Internet: le retour sur terre

La généralisation d’Internet figure au nombre des plus importantes innovations de l’histoire humaine. La capacité que procure le réseau de faire circuler l’information a révélé les limites d’un monde érigé en fonction des frontières territoriales. De même, l’ampleur des possibilités désormais à la disposition des individus connectés contribue à changer les façons de voir et de faire. On s’informe différemment, on consomme autrement.

Mais l’utopie d’Internet, celle que célébrait John Perry Barlow dans sa célébrissime « Déclaration d’indépendance du cyberespace »,se révèle de plus en plus un mirage. Cet été, le créateur du Web, le chercheur Tim Berners-Lee, exprimait ses inquiétudes à l’égard de ce qu’Internet est devenu. Sur le Web, la domination des grands joueurs engendre des déséquilibres de plus en plus ressentis.

Certains s’alarment des méfaits résultant des règles imposées par les Google, Amazon, Facebook et autres grands acteurs du réseau. Plus rares sont ceux qui intéressent à ce qu’il faut faire face aux risques induits par ce qu’Internet est devenu.

Des États envisagent de revoir leurs façons de réguler ce qui se passe sur Internet. Dans un rapport déposé en juillet, un comité parlementaire britannique remettait en question la pertinence du cadre juridique prévalant dans plusieurs pays et qui exonère les plateformes comme Facebook de pratiquement toute responsabilité.

 

En France, le gouvernement vient d’annoncer une consultation sur les régulations en concurrence d’Internet. Une reconnaissance que sur Internet les régulations sont en concurrence les unes avec les autres. Les lois des États ne sont pas les seules à régir les comportements. Elles sont en concurrence avec les normes imposées par les grands acteurs du réseau. C’est ce qui fait qu’une entité privée est en position de censurer selon des critères qui ne sont pas forcément ceux des lois votées par les élus; comme l’expliquait récemment un reportage d’Annabelle Caillou, Facebook censure les images et les autres messages. Il y a quelques jours, on apprenait que Google nous localise sans toujours nous prévenir. Amazon nous montre des produits en fonction de notre historique d’achat. Netflix utilise les masses de données pour déterminer les contenus proposés aux abonnés. Voilà autant d’exemples de régulation par défaut. Tout cela témoigne que, sur Internet, des régulations privées concurrencent celles des États.

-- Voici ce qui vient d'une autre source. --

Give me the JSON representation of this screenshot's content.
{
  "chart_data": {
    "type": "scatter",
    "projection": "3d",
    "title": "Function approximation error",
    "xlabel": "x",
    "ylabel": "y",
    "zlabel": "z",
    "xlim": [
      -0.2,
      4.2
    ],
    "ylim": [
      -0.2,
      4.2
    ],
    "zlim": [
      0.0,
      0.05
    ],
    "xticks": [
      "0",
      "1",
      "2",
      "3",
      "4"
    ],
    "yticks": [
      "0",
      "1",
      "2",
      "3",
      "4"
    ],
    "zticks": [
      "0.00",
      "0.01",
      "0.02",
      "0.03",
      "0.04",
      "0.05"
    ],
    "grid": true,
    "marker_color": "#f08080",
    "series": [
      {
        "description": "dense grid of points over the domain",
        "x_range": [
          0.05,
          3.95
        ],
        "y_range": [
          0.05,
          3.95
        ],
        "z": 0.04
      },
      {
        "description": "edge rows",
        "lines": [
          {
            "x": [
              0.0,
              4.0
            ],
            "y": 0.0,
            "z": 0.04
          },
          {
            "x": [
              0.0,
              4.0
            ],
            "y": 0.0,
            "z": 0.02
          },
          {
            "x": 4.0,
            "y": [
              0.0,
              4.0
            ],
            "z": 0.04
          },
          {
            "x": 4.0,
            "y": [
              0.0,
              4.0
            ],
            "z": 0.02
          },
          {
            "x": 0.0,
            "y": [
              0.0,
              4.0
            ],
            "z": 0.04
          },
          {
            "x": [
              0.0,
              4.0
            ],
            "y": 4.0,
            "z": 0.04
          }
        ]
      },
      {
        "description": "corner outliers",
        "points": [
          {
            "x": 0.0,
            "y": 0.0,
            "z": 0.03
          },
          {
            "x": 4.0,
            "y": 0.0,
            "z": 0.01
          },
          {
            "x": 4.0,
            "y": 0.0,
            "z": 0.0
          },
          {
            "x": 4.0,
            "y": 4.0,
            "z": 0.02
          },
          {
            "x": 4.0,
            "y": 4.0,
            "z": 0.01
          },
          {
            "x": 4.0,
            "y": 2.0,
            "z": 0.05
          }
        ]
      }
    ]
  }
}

Devant les possibles dérives de ces régulations privées, il faut se demander comment le droit étatique doit intervenir. De tout temps, les acteurs dominants ont eu des pratiques qui n’étaient pas compatibles avec les valeurs qui prévalaient au sein d’une société spécifique. C’est habituellement pour rétablir les équilibres rompus que le droit des États est appelé en renfort. Mais lorsque ça se passe sur Internet, les autorités hésitent souvent à agir.

Pourtant, avec le basculement dans le cyberespace de pratiquement toutes les interactions, il faut penser les régulations en se détachant des visions simplistes qui ont caractérisé les premières décennies d’Internet. La rengaine de la prétendue impossibilité pour les États de réguler ce qui se déroule dans le cyberespace ne peut tenir lieu de politique.

Dans l’univers en réseau, il importe de comprendre les conditions d’application effective des lois des États. Sur Internet, il y a concurrence entre les règles découlant des lois des États et les autres règles appliquées par les acteurs privés. Dans cet environnement peu sensible aux frontières territoriales, les règles qui finissent par prévaloir sont celles qui engendrent suffisamment de perception de risques auprès des individus ou des entreprises.

Pour assurer le respect des valeurs auxquelles les populations sont attachées, les États doivent mettre en place des règles du jeu qui induiront chez les acteurs visés une conviction qu’ils ont plus à perdre qu’à gagner à faire fi des lois étatiques.

Par exemple, les interdits de la pornographie juvénile mis en place dans plusieurs pays sont énoncés et appliqués de manière à rendre extrêmement risquées la diffusion et même la consommation de ce type de contenus. Cet exemple porte sur un type de contenu extrême, mais il illustre comment s’appliquent les lois étatiques sur Internet. Plus une norme est légitime, plus elle est mise en place dans une pluralité de pays, plus elle crée du risque et plus elle est susceptible de s’appliquer efficacement.

Les États doivent rapidement mettre à niveau leurs lois et surtout les stratégies assurant leur application effective. Pour ce faire, ils doivent calibrer leurs mesures réglementaires en faisant en sorte que les différents acteurs dans le réseau perçoivent qu’ils courent plus de risques à ignorer leurs lois qu’à s’y conformer.

Notre chroniqueur est membre du comité d’experts nommé par le gouvernement fédéral pour moderniser les lois canadiennes sur les télécommunications et la radiodiffusion.